Desejo que os vossos ECG’s estejam “dentro dos limites da normalidade”. E que os exames que poderíamos fazer às famílias, às instituições e associações, às igrejas e às empresas pudessem apresentar bons resultados. E ao descobrirmos “corações empedernidos” ou “mortos por falta de uso”, tenhamos a coragem de deixar a “normalidade”, e propor a justiça de Deus sem adiamentos, a responsabilidade humana sem subterfúgios, o amor de Jesus “para lá dos limites”. Quem sabe se com este choque do “desfibrilador pascal” não voltariam a bater alguns corações?

Pe. Vitor Gonçalves

in Voz da Verdade

 

A liturgia deste último domingo da Quaresma convida-nos a contemplar esse Deus que, por amor, desceu ao nosso encontro, partilhou a nossa humanidade, fez-Se servo dos homens, deixou-Se matar para que o egoísmo e o pecado fossem vencidos. A cruz (que a liturgia deste domingo coloca no horizonte próximo de Jesus) apresenta-nos a lição suprema, o último passo desse caminho de vida nova que, em Jesus, Deus nos propõe: a doação da vida por amor.

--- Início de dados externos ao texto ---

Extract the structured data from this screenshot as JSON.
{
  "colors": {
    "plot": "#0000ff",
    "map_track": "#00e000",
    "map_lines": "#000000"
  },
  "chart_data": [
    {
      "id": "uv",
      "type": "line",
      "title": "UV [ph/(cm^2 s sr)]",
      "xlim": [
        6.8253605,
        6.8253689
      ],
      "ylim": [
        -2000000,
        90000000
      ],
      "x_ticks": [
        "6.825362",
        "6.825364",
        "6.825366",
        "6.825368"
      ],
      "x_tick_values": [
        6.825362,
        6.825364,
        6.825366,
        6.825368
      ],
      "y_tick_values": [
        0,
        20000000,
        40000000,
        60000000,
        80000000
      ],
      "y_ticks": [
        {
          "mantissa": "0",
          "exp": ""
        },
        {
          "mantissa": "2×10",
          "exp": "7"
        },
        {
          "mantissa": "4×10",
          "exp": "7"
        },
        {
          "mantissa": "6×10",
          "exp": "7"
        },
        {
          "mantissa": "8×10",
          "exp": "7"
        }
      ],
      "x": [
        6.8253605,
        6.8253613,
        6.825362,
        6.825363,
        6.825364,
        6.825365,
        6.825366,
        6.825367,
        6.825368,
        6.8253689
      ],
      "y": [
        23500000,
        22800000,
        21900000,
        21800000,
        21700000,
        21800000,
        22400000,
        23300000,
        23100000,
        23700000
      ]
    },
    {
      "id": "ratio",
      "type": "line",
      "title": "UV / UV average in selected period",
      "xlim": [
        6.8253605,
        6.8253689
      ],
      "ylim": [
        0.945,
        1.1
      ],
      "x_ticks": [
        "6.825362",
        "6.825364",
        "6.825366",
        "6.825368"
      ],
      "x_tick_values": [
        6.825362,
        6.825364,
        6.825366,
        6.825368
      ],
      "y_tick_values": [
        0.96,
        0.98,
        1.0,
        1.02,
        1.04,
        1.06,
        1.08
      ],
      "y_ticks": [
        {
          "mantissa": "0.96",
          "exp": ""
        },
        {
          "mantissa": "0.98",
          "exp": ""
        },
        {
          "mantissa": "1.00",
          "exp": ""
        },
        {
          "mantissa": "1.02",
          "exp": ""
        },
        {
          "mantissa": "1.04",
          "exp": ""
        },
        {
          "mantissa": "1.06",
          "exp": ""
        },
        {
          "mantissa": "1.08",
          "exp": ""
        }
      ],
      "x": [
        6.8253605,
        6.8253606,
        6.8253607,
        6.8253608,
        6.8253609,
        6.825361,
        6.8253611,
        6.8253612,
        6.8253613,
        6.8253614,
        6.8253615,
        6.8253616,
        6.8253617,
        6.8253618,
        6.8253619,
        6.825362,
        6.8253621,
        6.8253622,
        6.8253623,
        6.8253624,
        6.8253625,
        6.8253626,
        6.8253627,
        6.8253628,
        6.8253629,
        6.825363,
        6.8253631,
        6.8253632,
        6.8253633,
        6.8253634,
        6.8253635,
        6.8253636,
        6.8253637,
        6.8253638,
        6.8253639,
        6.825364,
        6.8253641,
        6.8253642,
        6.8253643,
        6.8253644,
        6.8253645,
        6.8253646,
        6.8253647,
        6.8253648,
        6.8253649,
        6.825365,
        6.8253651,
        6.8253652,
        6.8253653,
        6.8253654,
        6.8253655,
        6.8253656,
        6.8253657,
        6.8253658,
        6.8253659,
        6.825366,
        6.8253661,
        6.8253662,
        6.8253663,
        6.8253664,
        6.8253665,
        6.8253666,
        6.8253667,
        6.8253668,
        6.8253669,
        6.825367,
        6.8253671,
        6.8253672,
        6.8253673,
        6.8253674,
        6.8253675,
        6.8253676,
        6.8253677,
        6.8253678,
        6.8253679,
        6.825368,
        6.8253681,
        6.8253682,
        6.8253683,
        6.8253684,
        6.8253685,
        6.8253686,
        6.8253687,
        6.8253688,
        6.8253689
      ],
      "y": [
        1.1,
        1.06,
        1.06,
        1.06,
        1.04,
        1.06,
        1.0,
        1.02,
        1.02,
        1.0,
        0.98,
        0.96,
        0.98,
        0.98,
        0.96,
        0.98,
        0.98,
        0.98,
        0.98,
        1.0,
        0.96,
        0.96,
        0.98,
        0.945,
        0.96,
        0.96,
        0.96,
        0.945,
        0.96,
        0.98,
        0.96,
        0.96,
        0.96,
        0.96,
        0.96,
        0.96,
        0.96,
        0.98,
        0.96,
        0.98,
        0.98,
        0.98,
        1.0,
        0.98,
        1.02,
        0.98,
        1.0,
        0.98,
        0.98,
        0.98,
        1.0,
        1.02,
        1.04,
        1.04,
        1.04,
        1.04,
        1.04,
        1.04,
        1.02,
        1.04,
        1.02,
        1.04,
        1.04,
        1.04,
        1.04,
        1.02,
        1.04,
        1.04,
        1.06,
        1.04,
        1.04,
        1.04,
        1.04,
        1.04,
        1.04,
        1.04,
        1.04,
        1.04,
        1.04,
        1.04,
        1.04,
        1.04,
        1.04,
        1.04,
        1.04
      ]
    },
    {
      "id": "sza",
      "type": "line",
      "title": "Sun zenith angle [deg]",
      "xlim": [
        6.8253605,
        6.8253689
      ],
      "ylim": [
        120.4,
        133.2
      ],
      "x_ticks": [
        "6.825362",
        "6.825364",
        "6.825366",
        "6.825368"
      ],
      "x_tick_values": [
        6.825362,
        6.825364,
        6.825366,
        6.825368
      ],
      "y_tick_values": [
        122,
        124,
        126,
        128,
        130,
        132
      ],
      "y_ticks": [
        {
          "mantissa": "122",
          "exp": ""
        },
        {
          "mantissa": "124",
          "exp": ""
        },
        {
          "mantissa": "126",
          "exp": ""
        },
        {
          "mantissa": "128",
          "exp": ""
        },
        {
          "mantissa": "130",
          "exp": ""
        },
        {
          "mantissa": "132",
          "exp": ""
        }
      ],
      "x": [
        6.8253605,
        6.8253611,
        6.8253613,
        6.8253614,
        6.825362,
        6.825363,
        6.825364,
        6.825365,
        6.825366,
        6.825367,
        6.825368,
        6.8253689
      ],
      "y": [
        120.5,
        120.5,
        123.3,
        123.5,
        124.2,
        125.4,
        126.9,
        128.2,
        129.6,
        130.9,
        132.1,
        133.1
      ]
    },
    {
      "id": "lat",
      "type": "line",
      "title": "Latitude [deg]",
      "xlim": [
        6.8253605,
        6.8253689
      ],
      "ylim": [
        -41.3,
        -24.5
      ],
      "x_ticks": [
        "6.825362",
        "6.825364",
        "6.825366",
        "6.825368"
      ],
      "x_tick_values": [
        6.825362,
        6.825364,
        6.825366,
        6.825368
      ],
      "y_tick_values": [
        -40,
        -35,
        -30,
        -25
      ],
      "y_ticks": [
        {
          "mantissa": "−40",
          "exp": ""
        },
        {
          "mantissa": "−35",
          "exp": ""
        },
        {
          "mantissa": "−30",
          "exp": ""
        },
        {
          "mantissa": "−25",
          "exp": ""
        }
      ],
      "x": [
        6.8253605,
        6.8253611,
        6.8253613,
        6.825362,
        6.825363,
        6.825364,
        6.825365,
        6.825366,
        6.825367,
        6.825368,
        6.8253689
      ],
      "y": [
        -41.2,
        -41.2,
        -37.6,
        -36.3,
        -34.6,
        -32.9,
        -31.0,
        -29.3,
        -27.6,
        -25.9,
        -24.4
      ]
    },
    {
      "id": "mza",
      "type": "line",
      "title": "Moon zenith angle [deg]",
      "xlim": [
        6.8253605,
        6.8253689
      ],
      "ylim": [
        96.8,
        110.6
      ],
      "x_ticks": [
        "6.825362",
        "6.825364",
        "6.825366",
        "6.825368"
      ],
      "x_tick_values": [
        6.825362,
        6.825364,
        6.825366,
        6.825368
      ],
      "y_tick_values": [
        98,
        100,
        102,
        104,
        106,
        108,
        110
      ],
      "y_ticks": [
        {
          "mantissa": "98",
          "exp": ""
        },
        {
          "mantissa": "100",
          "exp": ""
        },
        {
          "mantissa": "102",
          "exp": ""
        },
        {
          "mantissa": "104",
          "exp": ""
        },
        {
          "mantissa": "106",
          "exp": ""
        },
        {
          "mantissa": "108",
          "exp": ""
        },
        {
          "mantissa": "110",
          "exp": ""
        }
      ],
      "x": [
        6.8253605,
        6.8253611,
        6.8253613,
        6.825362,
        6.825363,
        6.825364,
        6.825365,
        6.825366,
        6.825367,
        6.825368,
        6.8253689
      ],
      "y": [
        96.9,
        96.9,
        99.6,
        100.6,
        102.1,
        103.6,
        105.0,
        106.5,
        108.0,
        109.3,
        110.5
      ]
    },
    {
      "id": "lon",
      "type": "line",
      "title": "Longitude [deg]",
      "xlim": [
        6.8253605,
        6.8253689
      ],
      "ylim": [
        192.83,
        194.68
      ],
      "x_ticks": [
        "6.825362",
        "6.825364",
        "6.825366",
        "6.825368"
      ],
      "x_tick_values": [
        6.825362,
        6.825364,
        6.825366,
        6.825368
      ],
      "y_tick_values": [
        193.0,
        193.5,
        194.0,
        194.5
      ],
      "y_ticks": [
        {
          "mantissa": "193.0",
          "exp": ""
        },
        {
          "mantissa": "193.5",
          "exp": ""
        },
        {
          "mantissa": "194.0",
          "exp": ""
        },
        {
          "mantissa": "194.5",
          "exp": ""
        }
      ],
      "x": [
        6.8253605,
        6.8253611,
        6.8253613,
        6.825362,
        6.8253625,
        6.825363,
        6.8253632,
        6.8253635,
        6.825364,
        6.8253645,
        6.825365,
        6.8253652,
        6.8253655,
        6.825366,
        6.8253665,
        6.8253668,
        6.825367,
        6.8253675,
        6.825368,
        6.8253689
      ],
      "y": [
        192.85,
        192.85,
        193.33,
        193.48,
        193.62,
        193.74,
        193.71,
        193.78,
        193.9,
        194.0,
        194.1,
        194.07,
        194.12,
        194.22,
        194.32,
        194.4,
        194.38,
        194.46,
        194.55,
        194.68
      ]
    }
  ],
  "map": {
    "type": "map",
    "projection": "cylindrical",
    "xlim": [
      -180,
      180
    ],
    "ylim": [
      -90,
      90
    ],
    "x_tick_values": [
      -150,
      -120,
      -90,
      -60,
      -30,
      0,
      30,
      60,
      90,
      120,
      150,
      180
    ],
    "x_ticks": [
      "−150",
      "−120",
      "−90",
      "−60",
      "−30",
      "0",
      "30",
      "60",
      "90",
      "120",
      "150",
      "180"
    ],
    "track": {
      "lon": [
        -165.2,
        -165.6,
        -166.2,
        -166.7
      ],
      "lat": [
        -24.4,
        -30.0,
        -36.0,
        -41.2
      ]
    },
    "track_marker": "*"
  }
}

  • A primeira leitura apresenta-nos um profeta anónimo, chamado por Deus a testemunhar no meio das nações a Palavra da salvação. Apesar do sofrimento e da perseguição, o profeta confiou em Deus e concretizou, com teimosa fidelidade, os projectos de Deus. Os primeiros cristãos viram neste “servo” a figura de Jesus.
  • A segunda leitura apresenta-nos o exemplo de Cristo. Ele prescindiu do orgulho e da arrogância, para escolher a obediência ao Pai e o serviço aos homens, até ao dom da vida. É esse mesmo caminho de vida que a Palavra de Deus nos propõe.
  • O Evangelho convida-nos a contemplar a paixão e morte de Jesus: é o momento supremo de uma vida feita dom e serviço, a fim de libertar os homens de tudo aquilo que gera egoísmo e escravidão. Na cruz, revela-se o amor de Deus – esse amor que não guarda nada para si, mas que se faz dom total.